Pagination and idempotency
Cursor-based pagination for list endpoints and Idempotency-Key semantics for safe retries.
List endpoints page through results with an opaque cursor, and create-style
POST endpoints accept an Idempotency-Key header so retries can never
duplicate work. Both behave the same way everywhere they appear.
Pagination
All list endpoints use cursor-based pagination and return results sorted
by createdAt descending (newest first).
Request parameters:
| Parameter | Type | Default | Constraints |
|---|---|---|---|
limit | integer | 50 | Max 100 |
cursor | string | — | Opaque value from a previous response |
Response shape:
{
"data": [],
"hasMore": true,
"nextCursor": "eyJjcmVhdGVkQXQiOiAi..."
}data— the page of results.hasMore— whether more results exist.nextCursor— pass as?cursor=to fetch the next page. Omitted on the last page.
To walk a full collection, repeat the request with cursor=nextCursor
until hasMore is false:
curl "https://api.crownest.dev/v1/sandboxes?limit=100&cursor=eyJjcmVhdGVkQXQiOiAi..." \
-H "Authorization: Bearer $CROWNEST_API_KEY"Cursors are opaque. Don't construct or modify them.
Idempotency
Network failures leave you unsure whether a POST landed. The
Idempotency-Key header makes retries safe: send the same key with the
same request, and the API guarantees the operation runs at most once.
curl -X POST https://api.crownest.dev/v1/sandboxes \
-H "Authorization: Bearer $CROWNEST_API_KEY" \
-H "Content-Type: application/json" \
-H "Idempotency-Key: 0f6b2c1e-create-sandbox-01" \
-d '{"template": "python"}'Choose any unique string per logical operation — a UUID works well. The CrowNest SDKs generate keys automatically.
Scope and retention
A key is scoped to the combination of organization, credential, HTTP method, route, and key value. The same key value on a different endpoint or from a different API key is a different idempotency record. Records are retained for 24 hours; after that, the same key behaves like a new request.

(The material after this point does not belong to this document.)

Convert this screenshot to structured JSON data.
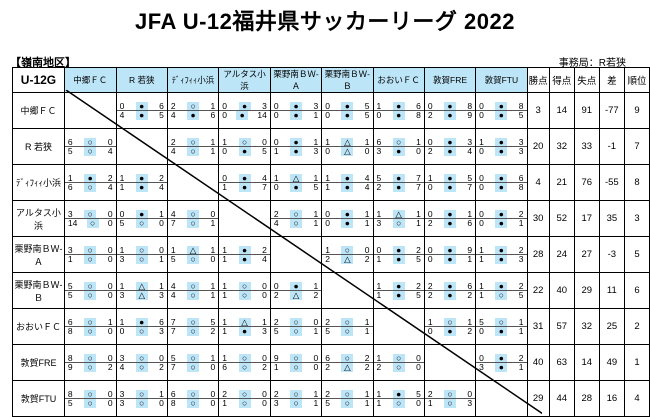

Replay and conflict behavior
What happens on a repeated key depends on the state of the original request:
- Same key, same request, original completed — the API replays the original response without re-running the operation.
- Same key, original still in progress — 409 with code
idempotency_request_in_progress. Wait and retry. - Same key, different request body — 409 with code
idempotency_key_reused. Pick a new key for the new operation.
Endpoints that accept Idempotency-Key
The header is honored on POST endpoints that create resources or start work:
POST /v1/sandboxes— create a sandboxPOST /v1/sandboxes/{sandboxId}/commands/run— run a commandPOST /v1/sandboxes/{sandboxId}/commands/start— start a commandPOST /v1/sandboxes/{sandboxId}/artifacts— create an artifact
Delete and cancel endpoints don't need the header: they're idempotent by state, so repeating them returns the already-deleted or already-canceled resource.